God welcomes all and plays no favourites

By 
  • April 30, 2015

Sixth Sunday of Easter (Year B) May 10 (Acts 10:25-26, 34-35, 44-48; Psalm 98; 1 John 4:7-10; John 15:9-17)

Human beings have long laboured under the illusion that God is just like us, complete with human emotions, prejudices and ideas of justice. Fortunately, they are wrong, and God often demonstrates this in dramatic ways.

Peter had been called to the home of Cornelius, a Roman centurion, a person whom he was supposed to hate, despise and shun. Not only was Cornelius a gentile, he was an officer in the hated Roman army that was enforcing Roman rule. The Spirit had already been at work in Peter, showing him that all foods were clean — after all, they were all created by God. The shocker was that all classes of people were clean and acceptable in God’s sight. Human labels meant absolutely nothing to God. It was enough to fear God and do what was right, regardless of one’s social class, ethnicity or religion.

This represented a change of direction in human spiritual consciousness. For many centuries, gods were tied to a particular geographical location or people. God was often thought of as more of a tribal deity. But a new vision of God was dawning — God played no favourites whatsoever. God welcomed and blessed all without distinction. The definitive proof arrived in the form of the Holy Spirit falling on Cornelius and his household. This was the hand of God, so human beings had no right to stand in the way or obstruct the work of the Spirit. Cornelius and his household were baptized and welcomed into the community of faith.

God has always been at work in every time, place and person, whether we like it or not. God refuses to be claimed or controlled by any person or group. This has not stopped people from trying to do just that, so God often has to demonstrate in unambiguous fashion just how different from our own imaginings He really is. This continues today as we are challenged to think more in global terms and as fellow humans rather than members of a particular group. God still has many surprises in store for us.

The author of 1 John gives us the perfect definition of God: God is love. If that is the case, then love is the only way we will ever experience, know or approach God. It is also the only way we will experience others in a genuine way. We cannot reason, manipulate or bargain our way to God — only love will get us there. Looking at the billions of people on the face of the Earth, it is easy to pick out those who have been born of God and know Him. They are the ones who are concerned with the happiness and well-being of all and are able to reverence the image of God in everyone. They are sources of encouragement and hope. Counterfeits are easy to spot, and there are many, but one cannot hide a lack of love and compassion behind a smokescreen of religious language and symbols.

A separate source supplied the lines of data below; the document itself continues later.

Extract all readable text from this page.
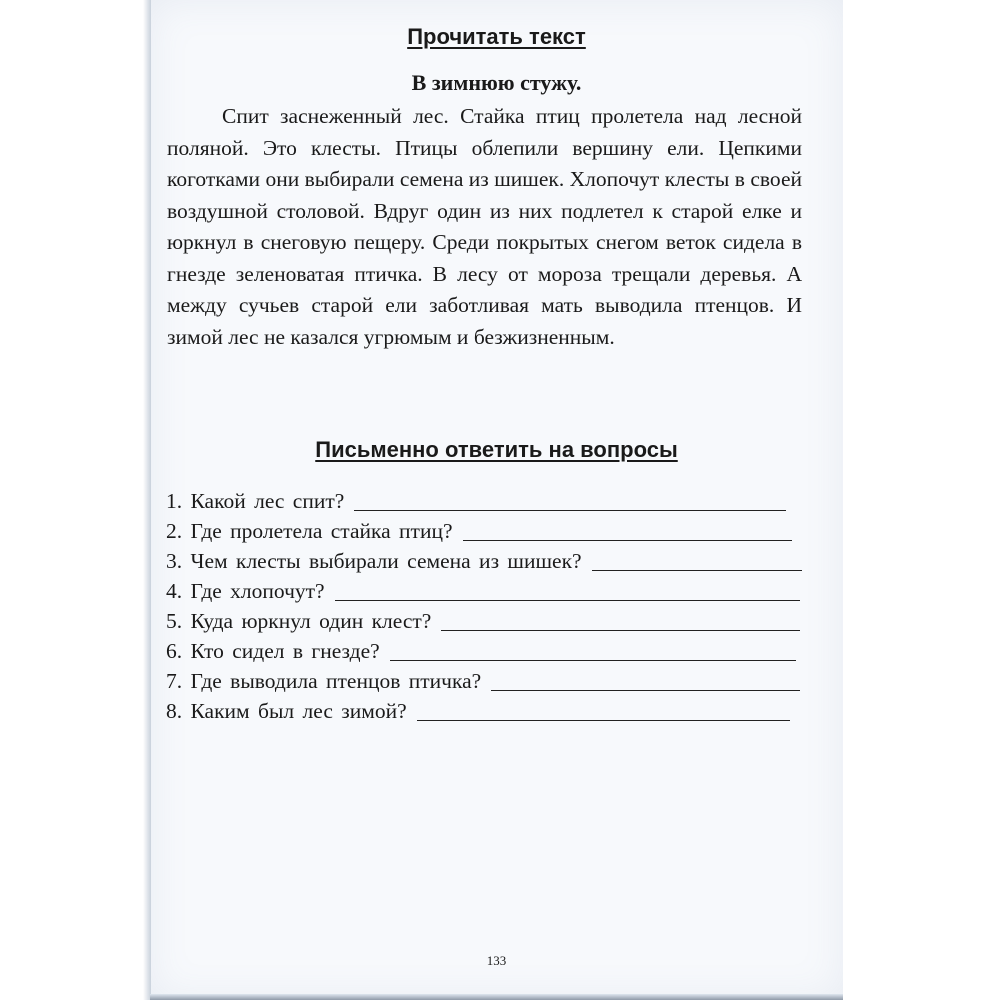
Прочитать текст
В зимнюю стужу.

Спит заснеженный лес. Стайка птиц пролетела над лесной поляной. Это клесты. Птицы облепили вершину ели. Цепкими коготками они выбирали семена из шишек. Хлопочут клесты в своей воздушной столовой. Вдруг один из них подлетел к старой елке и юркнул в снеговую пещеру. Среди покрытых снегом веток сидела в гнезде зеленоватая птичка. В лесу от мороза трещали деревья. А между сучьев старой ели заботливая мать выводила птенцов. И зимой лес не казался угрюмым и безжизненным.

Письменно ответить на вопросы
1. Какой лес спит?
2. Где пролетела стайка птиц?
3. Чем клесты выбирали семена из шишек?
4. Где хлопочут?
5. Куда юркнул один клест?
6. Кто сидел в гнезде?
7. Где выводила птенцов птичка?
8. Каким был лес зимой?
133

God the Father loves Jesus with a perfect love, and Jesus showed this same quality of love in His self-giving obedience to the cross for our sakes. It is the source of the fullness of joy for Jesus, but He does not keep this for Himself. He offers to fill His followers with the same perfect love if they obey His commandments. His commandments are simple but not easy. The first is to love one another without limit — not a superficial or cheap love, but a willingness to lay down one’s life for others. The second is to believe in Him, but belief in John’s Gospel is an all-consuming undertaking. It is nothing less than living continually in the mind and heart of Christ.

If experiencing the fullness of joy or sharing in the divine life were not enough, Jesus also offers friendship to those disciples willing to enter the river of the Spirit. This friendship is a personal and transforming relationship, and Jesus hastens to add that He shares all of the knowledge given to Him by God the Father. Sadly, too few people accept His offer. Fear, ignorance, laziness, feelings of unworthiness and a host of other factors all take their toll. Basically, Jesus offers to share with us the experience of being Jesus — how can anyone refuse or be indifferent?